Menschliche Beziehungen folgen einer unausgesprochenen Regel. Man kann sie in keinem Gesetzbuch nachlesen und vor keinem Gericht einklagen, dennoch regiert sie unser Verhalten mit eiserner Hand. Es handelt sich um das Gesetz der »Reziprozität«. Sie folgt dem einfachen Prinzip »Wie du mir, so ich dir«. Lisa lädt Anna zum Geburtstag ein. Ein paar Monate später wird Anna auch umgekehrt Lisa zu ihrer Feier ein- laden. Doch kann dieses Grundprinzip auch erklären, warum Freundschaften sich so gut anfühlen?
Einer originellen Studie aus dem US-Bundesstaat Maryland ist dieses Kunststück jetzt gelungen. Man lud paarweise Menschen ins Forschungslabor, die miteinander befreundet waren, und bat sie, jeweils unabhängig von-einander zwei Aufsätze
zu schreiben. Im ersten Aufsatz sollten die Menschen davon berichten, wie sie sich bei der jeweils anderen Person für einen Gefallen revanchierten. Im zweiten Aufsatz sollte es darum gehen, dass umgekehrt die Freundin oder der Freund eine Wohltat erwiderte. Man sorgte zuvor dafür, dass die Freundschaftspaare jeweils über dieselben Ereignisse schrieben. Aus psychologischer Sicht sind dabei vor allem zwei Fragen interessant: Wie viel Mühe hat es gemacht, dem anderen einen Gefallen zu tun? Und wie sehr hat die Aktion dem anderen geholfen?

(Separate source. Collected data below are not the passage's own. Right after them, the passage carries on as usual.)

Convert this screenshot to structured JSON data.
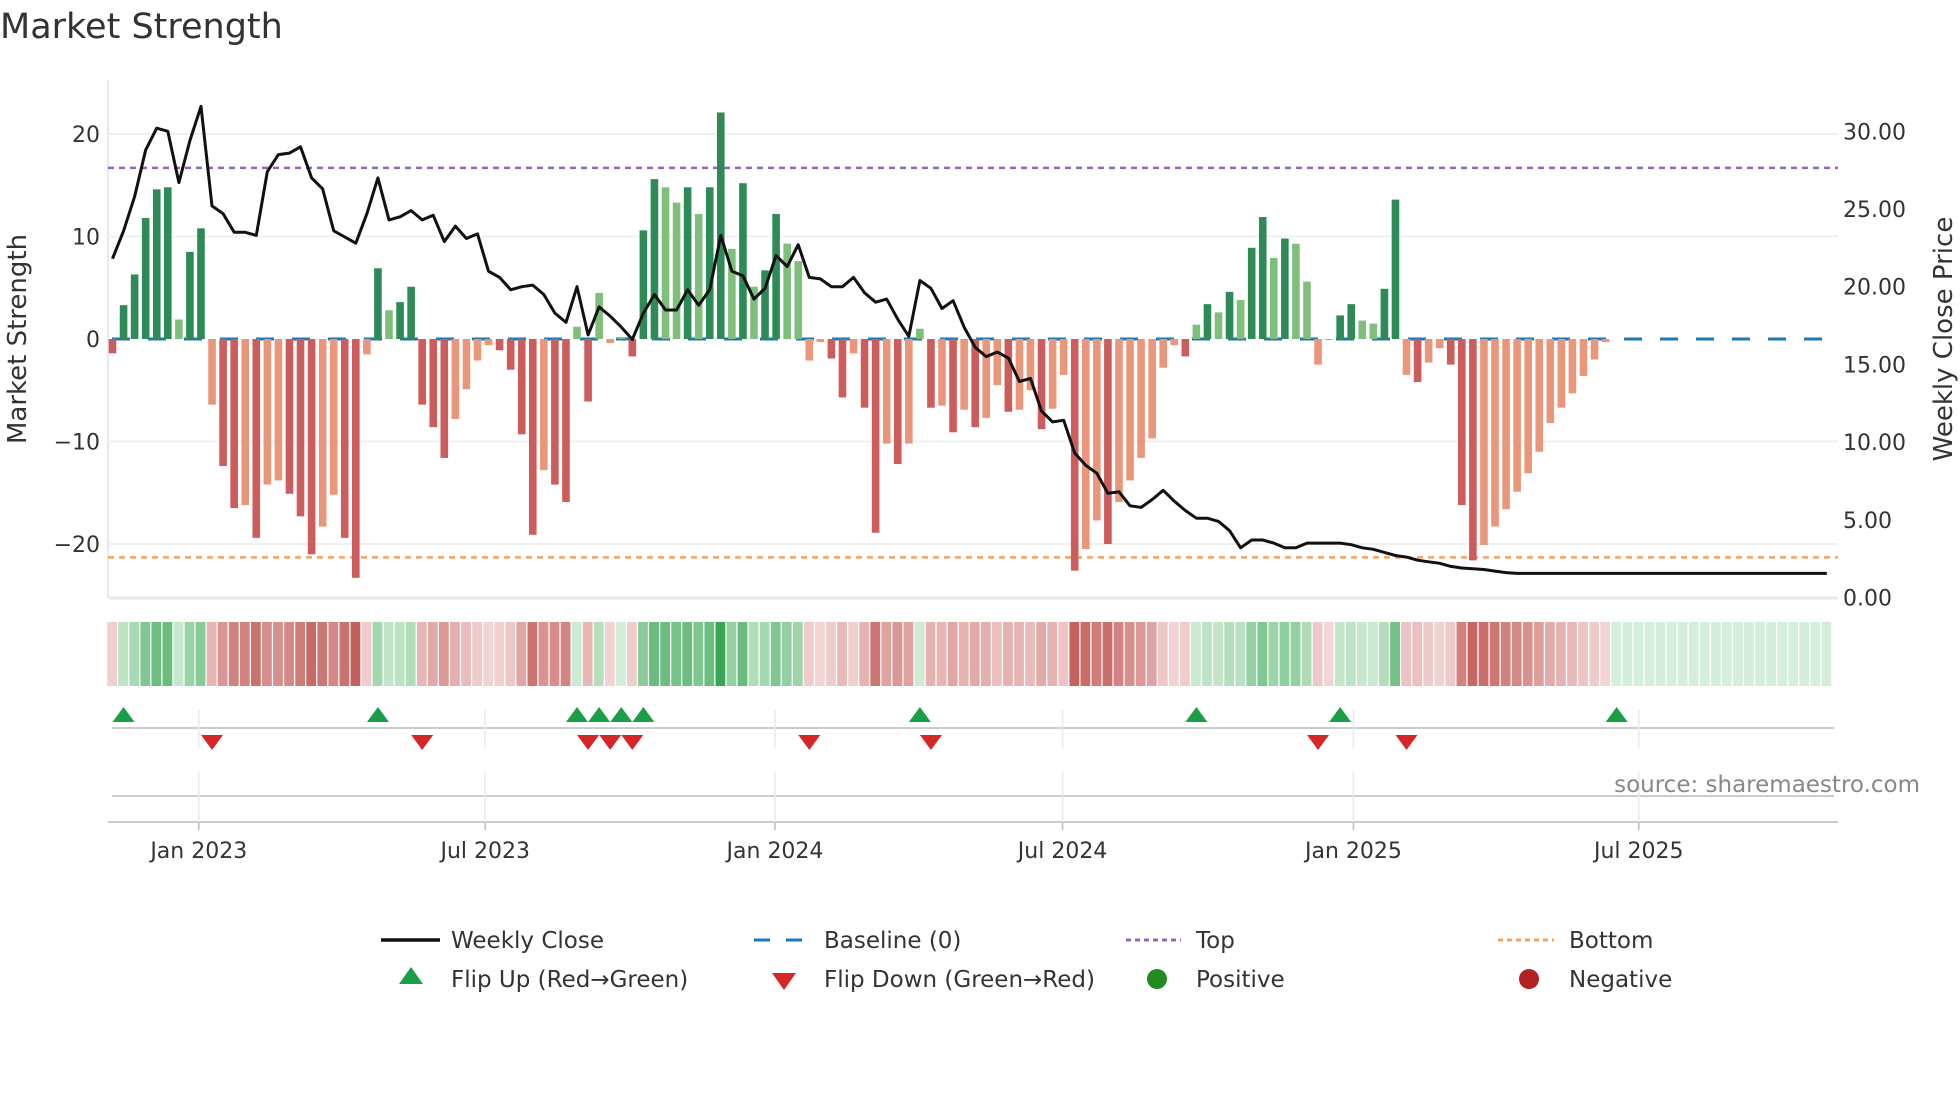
{
  "title": "Market Strength",
  "source": "source: sharemaestro.com",
  "colors": {
    "pos_strong": "#2e8b57",
    "pos_weak": "#7fbf7b",
    "neg_strong": "#cd5c5c",
    "neg_weak": "#e9967a",
    "baseline": "#1f77b4",
    "top": "#9467bd",
    "bottom": "#f4a460",
    "flip_up": "#1a9e47",
    "flip_down": "#d62728",
    "positive": "#228b22",
    "negative": "#b22222"
  },
  "chart_data": {
    "type": "bar",
    "title": "Market Strength",
    "ylabel": "Market Strength",
    "y2label": "Weekly Close Price",
    "ylim": [
      -25,
      25
    ],
    "y2lim": [
      0,
      33
    ],
    "yticks": [
      "20",
      "10",
      "0",
      "−10",
      "−20"
    ],
    "ytick_values": [
      20,
      10,
      0,
      -10,
      -20
    ],
    "y2ticks": [
      "30.00",
      "25.00",
      "20.00",
      "15.00",
      "10.00",
      "5.00",
      "0.00"
    ],
    "y2tick_values": [
      30,
      25,
      20,
      15,
      10,
      5,
      0
    ],
    "xticks": [
      "Jan 2023",
      "Jul 2023",
      "Jan 2024",
      "Jul 2024",
      "Jan 2025",
      "Jul 2025"
    ],
    "xtick_weeks": [
      7.8,
      33.7,
      59.9,
      85.9,
      112.2,
      138.0
    ],
    "week_count": 156,
    "top_level": 16.7,
    "bottom_level": -21.3,
    "baseline": 0,
    "strength": [
      -1.4,
      3.3,
      6.3,
      11.8,
      14.6,
      14.8,
      1.9,
      8.5,
      10.8,
      -6.4,
      -12.4,
      -16.5,
      -16.2,
      -19.4,
      -14.2,
      -13.8,
      -15.1,
      -17.3,
      -21.0,
      -18.3,
      -15.2,
      -19.4,
      -23.3,
      -1.5,
      6.9,
      2.8,
      3.6,
      5.1,
      -6.4,
      -8.6,
      -11.6,
      -7.8,
      -4.9,
      -2.1,
      -0.6,
      -1.1,
      -3.0,
      -9.3,
      -19.1,
      -12.8,
      -14.2,
      -15.9,
      1.2,
      -6.1,
      4.5,
      -0.4,
      0.2,
      -1.7,
      10.6,
      15.6,
      14.8,
      13.3,
      14.8,
      12.2,
      14.8,
      22.1,
      8.8,
      15.2,
      5.1,
      6.7,
      12.2,
      9.3,
      7.6,
      -2.1,
      -0.3,
      -1.9,
      -5.7,
      -1.4,
      -6.7,
      -18.9,
      -10.2,
      -12.2,
      -10.2,
      1.0,
      -6.7,
      -6.5,
      -9.1,
      -6.9,
      -8.6,
      -7.7,
      -4.5,
      -7.1,
      -6.9,
      -5.0,
      -8.8,
      -6.8,
      -3.5,
      -22.6,
      -20.5,
      -17.7,
      -20.0,
      -15.9,
      -13.8,
      -11.6,
      -9.7,
      -2.8,
      -0.6,
      -1.7,
      1.4,
      3.4,
      2.6,
      4.6,
      3.8,
      8.9,
      11.9,
      7.9,
      9.8,
      9.3,
      5.6,
      -2.5,
      -0.1,
      2.3,
      3.4,
      1.8,
      1.5,
      4.9,
      13.6,
      -3.5,
      -4.2,
      -2.3,
      -0.9,
      -2.5,
      -16.2,
      -21.6,
      -20.1,
      -18.3,
      -16.6,
      -14.9,
      -13.1,
      -11.0,
      -8.2,
      -6.7,
      -5.3,
      -3.6,
      -2.0,
      -0.3
    ],
    "weekly_close": [
      21.8,
      23.6,
      25.8,
      28.8,
      30.2,
      30.0,
      26.7,
      29.4,
      31.6,
      25.2,
      24.7,
      23.5,
      23.5,
      23.3,
      27.4,
      28.5,
      28.6,
      29.0,
      27.0,
      26.3,
      23.6,
      23.2,
      22.8,
      24.7,
      27.0,
      24.3,
      24.5,
      24.9,
      24.3,
      24.6,
      22.9,
      23.9,
      23.1,
      23.4,
      21.0,
      20.6,
      19.8,
      20.0,
      20.1,
      19.5,
      18.3,
      17.7,
      20.0,
      16.9,
      18.7,
      18.1,
      17.4,
      16.6,
      18.3,
      19.5,
      18.5,
      18.5,
      19.8,
      18.8,
      19.8,
      23.3,
      21.0,
      20.7,
      19.2,
      19.9,
      22.0,
      21.3,
      22.7,
      20.6,
      20.5,
      20.0,
      20.0,
      20.6,
      19.6,
      19.0,
      19.2,
      17.9,
      16.8,
      20.4,
      19.9,
      18.6,
      19.1,
      17.4,
      16.1,
      15.5,
      15.8,
      15.4,
      13.9,
      14.1,
      12.0,
      11.3,
      11.4,
      9.3,
      8.5,
      8.0,
      6.7,
      6.8,
      5.9,
      5.8,
      6.3,
      6.9,
      6.2,
      5.6,
      5.1,
      5.1,
      4.9,
      4.3,
      3.2,
      3.7,
      3.7,
      3.5,
      3.2,
      3.2,
      3.5,
      3.5,
      3.5,
      3.5,
      3.4,
      3.2,
      3.1,
      2.9,
      2.7,
      2.6,
      2.4,
      2.3,
      2.2,
      2.0,
      1.9,
      1.85,
      1.8,
      1.7,
      1.6,
      1.55,
      1.55,
      1.55,
      1.55,
      1.55,
      1.55,
      1.55,
      1.55,
      1.55,
      1.55,
      1.55,
      1.55,
      1.55,
      1.55,
      1.55,
      1.55,
      1.55,
      1.55,
      1.55,
      1.55,
      1.55,
      1.55,
      1.55,
      1.55,
      1.55,
      1.55,
      1.55,
      1.55,
      1.55
    ],
    "flip_up_weeks": [
      1,
      24,
      42,
      44,
      46,
      48,
      73,
      98,
      111,
      136
    ],
    "flip_down_weeks": [
      9,
      28,
      43,
      45,
      47,
      63,
      74,
      109,
      117
    ],
    "legend": {
      "weekly_close": "Weekly Close",
      "baseline": "Baseline (0)",
      "top": "Top",
      "bottom": "Bottom",
      "flip_up": "Flip Up (Red→Green)",
      "flip_down": "Flip Down (Green→Red)",
      "positive": "Positive",
      "negative": "Negative"
    },
    "legend_position": "bottom-center"
  }
}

Die Auswertung der Aufsätze ergab Erstaunliches: Wer dem anderen half, hatte den Eindruck, eher eine Kleinigkeit investiert und dem anderen nur wenig gegeben zu haben. Wer die Hilfe dagegen empfing, schätzte Aufwand und Wirkung der Aktion signifikant höher ein. Mehr noch: Wer sich beim anderen revanchierte, hatte das Gefühl, der andere habe den Gefallen mehr verdient, als dieser selbst das glaubte. Diese Asymmetrie, so die Vermutung, setzt eine Art Kettenreaktion in Gang: Wir haben bei Freunden das unausgesprochene Gefühl, mehr zu bekommen als zu geben – und das bringt uns dazu, weiterhin großzügig zu sein. Genau deshalb fühlen sich solche Beziehungen so gut an.